Teenagers (as predicted!) have flocked to the hammocks and they are truly welcome here. Each and every person is encouraged to find their own Playscape challenge: whether it is going uphill on the monkey bars, or over the top of the climbing frame, or simply rolling down a mound, this whole space has been designed for open-ended exploration and play, for all. Just to be clear, everyone here is allowed to play in the Playscape, no-one’s too small, too big, too young or too old. As our sign says “you don’t stop playing because you grow old, you grow old because you stop playing.”

This journey has given us time us to think about some of the deeper issues facing our generation. We have hit a point in human history when time spent outside, time playing and time just moving our bodies have all become seriously endangered, yet we also know how important all of these things are for children’s development and resilience and for everyone’s well-being. The reality is, our environment either moves us – or restricts us – so it’s really important what we build and what we prioritise. This Playscape has been specifically designed to move you and entice you to stay outside with others.

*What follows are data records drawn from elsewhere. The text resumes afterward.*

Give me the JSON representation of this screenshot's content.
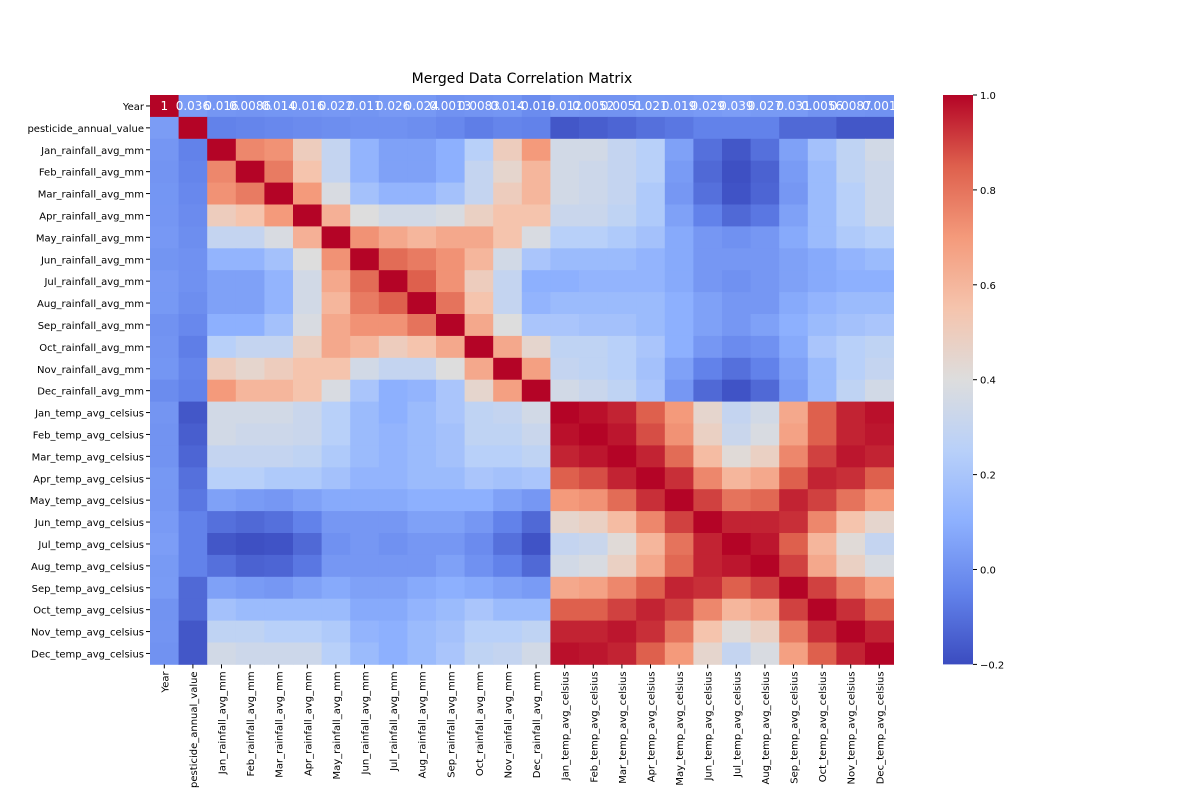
{
  "chart_data": {
    "type": "heatmap",
    "title": "Merged Data Correlation Matrix",
    "labels": [
      "Year",
      "pesticide_annual_value",
      "Jan_rainfall_avg_mm",
      "Feb_rainfall_avg_mm",
      "Mar_rainfall_avg_mm",
      "Apr_rainfall_avg_mm",
      "May_rainfall_avg_mm",
      "Jun_rainfall_avg_mm",
      "Jul_rainfall_avg_mm",
      "Aug_rainfall_avg_mm",
      "Sep_rainfall_avg_mm",
      "Oct_rainfall_avg_mm",
      "Nov_rainfall_avg_mm",
      "Dec_rainfall_avg_mm",
      "Jan_temp_avg_celsius",
      "Feb_temp_avg_celsius",
      "Mar_temp_avg_celsius",
      "Apr_temp_avg_celsius",
      "May_temp_avg_celsius",
      "Jun_temp_avg_celsius",
      "Jul_temp_avg_celsius",
      "Aug_temp_avg_celsius",
      "Sep_temp_avg_celsius",
      "Oct_temp_avg_celsius",
      "Nov_temp_avg_celsius",
      "Dec_temp_avg_celsius"
    ],
    "values": [
      [
        1,
        0.036,
        0.016,
        0.0086,
        0.014,
        0.016,
        0.022,
        0.011,
        0.026,
        0.024,
        0.0013,
        0.0083,
        0.014,
        -0.019,
        0.012,
        0.0052,
        0.0051,
        0.021,
        0.019,
        0.029,
        0.039,
        0.027,
        0.031,
        0.0056,
        0.0087,
        0.001
      ],
      [
        0.036,
        1,
        -0.05,
        -0.04,
        -0.03,
        -0.02,
        -0.01,
        0,
        0,
        -0.01,
        -0.03,
        -0.06,
        -0.04,
        -0.05,
        -0.17,
        -0.15,
        -0.13,
        -0.1,
        -0.08,
        -0.05,
        -0.05,
        -0.05,
        -0.12,
        -0.12,
        -0.17,
        -0.17
      ],
      [
        0.016,
        -0.05,
        1,
        0.75,
        0.72,
        0.5,
        0.3,
        0.12,
        0.05,
        0.05,
        0.1,
        0.25,
        0.5,
        0.7,
        0.35,
        0.35,
        0.3,
        0.25,
        0.05,
        -0.1,
        -0.17,
        -0.1,
        0.05,
        0.18,
        0.28,
        0.35
      ],
      [
        0.0086,
        -0.04,
        0.75,
        1,
        0.78,
        0.55,
        0.3,
        0.12,
        0.05,
        0.05,
        0.1,
        0.3,
        0.45,
        0.6,
        0.35,
        0.33,
        0.3,
        0.25,
        0.03,
        -0.12,
        -0.19,
        -0.14,
        0.03,
        0.15,
        0.28,
        0.33
      ],
      [
        0.014,
        -0.03,
        0.72,
        0.78,
        1,
        0.7,
        0.38,
        0.18,
        0.12,
        0.12,
        0.18,
        0.3,
        0.5,
        0.6,
        0.35,
        0.33,
        0.3,
        0.22,
        0.02,
        -0.1,
        -0.18,
        -0.13,
        0.02,
        0.15,
        0.25,
        0.33
      ],
      [
        0.016,
        -0.02,
        0.5,
        0.55,
        0.7,
        1,
        0.62,
        0.4,
        0.35,
        0.35,
        0.38,
        0.48,
        0.55,
        0.55,
        0.32,
        0.32,
        0.28,
        0.22,
        0.05,
        -0.05,
        -0.12,
        -0.08,
        0.05,
        0.15,
        0.25,
        0.33
      ],
      [
        0.022,
        -0.01,
        0.3,
        0.3,
        0.38,
        0.62,
        1,
        0.72,
        0.65,
        0.6,
        0.65,
        0.65,
        0.55,
        0.38,
        0.25,
        0.25,
        0.22,
        0.18,
        0.08,
        0.02,
        0,
        0.02,
        0.08,
        0.15,
        0.22,
        0.25
      ],
      [
        0.011,
        0,
        0.12,
        0.12,
        0.18,
        0.4,
        0.72,
        1,
        0.82,
        0.78,
        0.72,
        0.6,
        0.35,
        0.2,
        0.15,
        0.15,
        0.15,
        0.12,
        0.08,
        0.02,
        0.02,
        0.02,
        0.05,
        0.08,
        0.12,
        0.15
      ],
      [
        0.026,
        0,
        0.05,
        0.05,
        0.12,
        0.35,
        0.65,
        0.82,
        1,
        0.85,
        0.72,
        0.5,
        0.3,
        0.1,
        0.1,
        0.12,
        0.12,
        0.12,
        0.08,
        0.02,
        0,
        0.02,
        0.05,
        0.08,
        0.1,
        0.1
      ],
      [
        0.024,
        -0.01,
        0.05,
        0.05,
        0.12,
        0.35,
        0.6,
        0.78,
        0.85,
        1,
        0.8,
        0.55,
        0.3,
        0.12,
        0.15,
        0.15,
        0.15,
        0.15,
        0.1,
        0.05,
        0.02,
        0.02,
        0.08,
        0.12,
        0.15,
        0.15
      ],
      [
        0.0013,
        -0.03,
        0.1,
        0.1,
        0.18,
        0.38,
        0.65,
        0.72,
        0.72,
        0.8,
        1,
        0.65,
        0.4,
        0.2,
        0.2,
        0.18,
        0.18,
        0.15,
        0.1,
        0.05,
        0.02,
        0.05,
        0.1,
        0.15,
        0.18,
        0.2
      ],
      [
        0.0083,
        -0.06,
        0.25,
        0.3,
        0.3,
        0.48,
        0.65,
        0.6,
        0.5,
        0.55,
        0.65,
        1,
        0.65,
        0.45,
        0.28,
        0.28,
        0.25,
        0.2,
        0.1,
        0.02,
        -0.02,
        0,
        0.08,
        0.2,
        0.25,
        0.28
      ],
      [
        0.014,
        -0.04,
        0.5,
        0.45,
        0.5,
        0.55,
        0.55,
        0.35,
        0.3,
        0.3,
        0.4,
        0.65,
        1,
        0.68,
        0.3,
        0.28,
        0.25,
        0.18,
        0.05,
        -0.05,
        -0.1,
        -0.05,
        0.05,
        0.15,
        0.25,
        0.3
      ],
      [
        -0.019,
        -0.05,
        0.7,
        0.6,
        0.6,
        0.55,
        0.38,
        0.2,
        0.1,
        0.12,
        0.2,
        0.45,
        0.68,
        1,
        0.35,
        0.32,
        0.28,
        0.2,
        0.02,
        -0.12,
        -0.18,
        -0.12,
        0.03,
        0.15,
        0.28,
        0.35
      ],
      [
        0.012,
        -0.17,
        0.35,
        0.35,
        0.35,
        0.32,
        0.25,
        0.15,
        0.1,
        0.15,
        0.2,
        0.28,
        0.3,
        0.35,
        1,
        0.98,
        0.95,
        0.85,
        0.7,
        0.45,
        0.3,
        0.35,
        0.65,
        0.85,
        0.95,
        0.98
      ],
      [
        0.0052,
        -0.15,
        0.35,
        0.33,
        0.33,
        0.32,
        0.25,
        0.15,
        0.12,
        0.15,
        0.18,
        0.28,
        0.28,
        0.32,
        0.98,
        1,
        0.97,
        0.88,
        0.72,
        0.48,
        0.32,
        0.38,
        0.67,
        0.85,
        0.95,
        0.97
      ],
      [
        0.0051,
        -0.13,
        0.3,
        0.3,
        0.3,
        0.28,
        0.22,
        0.15,
        0.12,
        0.15,
        0.18,
        0.25,
        0.25,
        0.28,
        0.95,
        0.97,
        1,
        0.95,
        0.82,
        0.58,
        0.42,
        0.48,
        0.75,
        0.9,
        0.97,
        0.95
      ],
      [
        0.021,
        -0.1,
        0.25,
        0.25,
        0.22,
        0.22,
        0.18,
        0.12,
        0.12,
        0.15,
        0.15,
        0.2,
        0.18,
        0.2,
        0.85,
        0.88,
        0.95,
        1,
        0.93,
        0.75,
        0.6,
        0.65,
        0.85,
        0.95,
        0.93,
        0.85
      ],
      [
        0.019,
        -0.08,
        0.05,
        0.03,
        0.02,
        0.05,
        0.08,
        0.08,
        0.08,
        0.1,
        0.1,
        0.1,
        0.05,
        0.02,
        0.7,
        0.72,
        0.82,
        0.93,
        1,
        0.9,
        0.8,
        0.83,
        0.95,
        0.9,
        0.8,
        0.7
      ],
      [
        0.029,
        -0.05,
        -0.1,
        -0.12,
        -0.1,
        -0.05,
        0.02,
        0.02,
        0.02,
        0.05,
        0.05,
        0.02,
        -0.05,
        -0.12,
        0.45,
        0.48,
        0.58,
        0.75,
        0.9,
        1,
        0.95,
        0.95,
        0.93,
        0.75,
        0.55,
        0.45
      ],
      [
        0.039,
        -0.05,
        -0.17,
        -0.19,
        -0.18,
        -0.12,
        0,
        0.02,
        0,
        0.02,
        0.02,
        -0.02,
        -0.1,
        -0.18,
        0.3,
        0.32,
        0.42,
        0.6,
        0.8,
        0.95,
        1,
        0.97,
        0.85,
        0.6,
        0.42,
        0.3
      ],
      [
        0.027,
        -0.05,
        -0.1,
        -0.14,
        -0.13,
        -0.08,
        0.02,
        0.02,
        0.02,
        0.02,
        0.05,
        0,
        -0.05,
        -0.12,
        0.35,
        0.38,
        0.48,
        0.65,
        0.83,
        0.95,
        0.97,
        1,
        0.9,
        0.65,
        0.48,
        0.38
      ],
      [
        0.031,
        -0.12,
        0.05,
        0.03,
        0.02,
        0.05,
        0.08,
        0.05,
        0.05,
        0.08,
        0.1,
        0.08,
        0.05,
        0.03,
        0.65,
        0.67,
        0.75,
        0.85,
        0.95,
        0.93,
        0.85,
        0.9,
        1,
        0.9,
        0.78,
        0.68
      ],
      [
        0.0056,
        -0.12,
        0.18,
        0.15,
        0.15,
        0.15,
        0.15,
        0.08,
        0.08,
        0.12,
        0.15,
        0.2,
        0.15,
        0.15,
        0.85,
        0.85,
        0.9,
        0.95,
        0.9,
        0.75,
        0.6,
        0.65,
        0.9,
        1,
        0.93,
        0.85
      ],
      [
        0.0087,
        -0.17,
        0.28,
        0.28,
        0.25,
        0.25,
        0.22,
        0.12,
        0.1,
        0.15,
        0.18,
        0.25,
        0.25,
        0.28,
        0.95,
        0.95,
        0.97,
        0.93,
        0.8,
        0.55,
        0.42,
        0.48,
        0.78,
        0.93,
        1,
        0.95
      ],
      [
        0.001,
        -0.17,
        0.35,
        0.33,
        0.33,
        0.33,
        0.25,
        0.15,
        0.1,
        0.15,
        0.2,
        0.28,
        0.3,
        0.35,
        0.98,
        0.97,
        0.95,
        0.85,
        0.7,
        0.45,
        0.3,
        0.38,
        0.68,
        0.85,
        0.95,
        1
      ]
    ],
    "colormap": "coolwarm",
    "clim": [
      -0.2,
      1
    ],
    "colorbar_ticks": [
      {
        "value": -0.2,
        "label": "−0.2"
      },
      {
        "value": 0,
        "label": "0.0"
      },
      0.2,
      0.4,
      0.6,
      0.8,
      {
        "value": 1,
        "label": "1.0"
      }
    ],
    "annotated_rows": [
      0
    ]
  }
}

People gathered at the opening

The Mayor of Bogota, Enrique Peñalosa, famously said “Children are a kind of indicator species. If we can build a successful city for children, we will have a successful city for all people.”

Observe how this space moves you, how it inspires play and let’s take a moment for some collective imagination to dream about what the rest of our local environment could be like if we prioritised well-being for creatures great and small.

So where do we see children out in the shared public realm, when do they get to explore it by themselves, is there anything hindering them? This project shows that dramatic change can happen if there is the will and the vision, and we all have a role to play in shaping society: it can be as simple as completing the numerous transport and local plan consultations currently open, or donating towards our next phase, the wheelscape or volunteering with a local group, so let’s keep moving forward by looking back to simpler times and forward to bolder visions.

Just like the children who have discovered the genius hiding places between the base of the towers and the top of the mounds let’s keep exploring possibilities. Above all, have fun, keep moving and don’t stop playing.